The coronavirus pandemic is spurring adoption of an array of disruptive technologies that were, well, already disrupting prior to COVID-19 becoming part of our daily lives.

What Happened: Count fintech as one theme that was already on an impressive upward trajectory that's getting an assist from changing habits due to the virus. That partially explains the success of the ARK Fintech Innovation ETF (NYSE: ARKF) this year.

ARKF is something of a hidden gem among ARK Investment Management's stable of actively managed funds because it's not one of the firm's three ETFs with big Tesla (NASDAQ: TSLA) exposure nor is it involved in the sexy genomics space.

Why It's Important: Home to the likes of Square (NYSE: SQ) and PayPal (NASDAQ: PYPL) – ARKF is the ETF with the largest allocation to the former – the ARK fund is uniquely positioned to capitalize on the move to cashless/contactless payments pushed by COVID-19.

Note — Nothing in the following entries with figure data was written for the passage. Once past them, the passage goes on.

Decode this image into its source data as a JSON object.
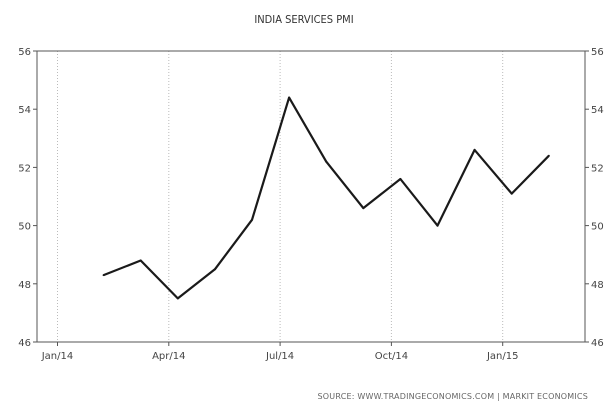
{
  "chart_data": {
    "type": "line",
    "title": "INDIA SERVICES PMI",
    "x": [
      "2014-02",
      "2014-03",
      "2014-04",
      "2014-05",
      "2014-06",
      "2014-07",
      "2014-08",
      "2014-09",
      "2014-10",
      "2014-11",
      "2014-12",
      "2015-01",
      "2015-02"
    ],
    "series": [
      {
        "values": [
          48.3,
          48.8,
          47.5,
          48.5,
          50.2,
          54.4,
          52.2,
          50.6,
          51.6,
          50.0,
          52.6,
          51.1,
          52.4
        ]
      }
    ],
    "x_ticks": [
      "Jan/14",
      "Apr/14",
      "Jul/14",
      "Oct/14",
      "Jan/15"
    ],
    "y_ticks": [
      "46",
      "48",
      "50",
      "52",
      "54",
      "56"
    ],
    "ylim": [
      46,
      56
    ],
    "grid": "vertical dotted at x ticks",
    "line_color": "#1a1a1a",
    "source": "SOURCE: WWW.TRADINGECONOMICS.COM | MARKIT ECONOMICS"
  }
}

“We see PayPal as the best positioned in the very near term, given its focus on e-commerce, but we believe it will ultimately give back a portion of recent growth,” according to Morningstar. “We think the market is overly focused on this near-term tailwind and competition for online payments will heat up over time.”

PayPal is the sixth-largest ARKF component at a weight of 3.75% as of Dec. 21. While PayPal may face online payments competition, it enjoys superior brand enthusiasm and its move into the cryptocurrency universe is a long-term catalyst.

“Numerous payments industry participants have said that they have seen the shift away from cash accelerate through the coronavirus pandemic, as handling cash is viewed as a potential way to spread the disease,” notes Morningstar. “The shift away from cash was an existing trend, but if this persists it could pull forward this trend and benefit the payments industry as a whole by increasing the volume running through electronic payment systems.”

What's Next: ARKF clearly benefits from its nearly 11% weight to Square, a stock that's up more than 273% year-to-date, a rally that refutes the oft-cited thesis that shares are vulnerable to weakness in small- and mid-sized businesses.

Square is levered to the cashless payments theme, but offers more as digital wallets remain grossly undervalued relative to traditional bank accounts and as the company encroaches upon frontiers, including lending and payroll, typically dominated by old guard financial services firms.

Disclosure: The author holds a position in Square.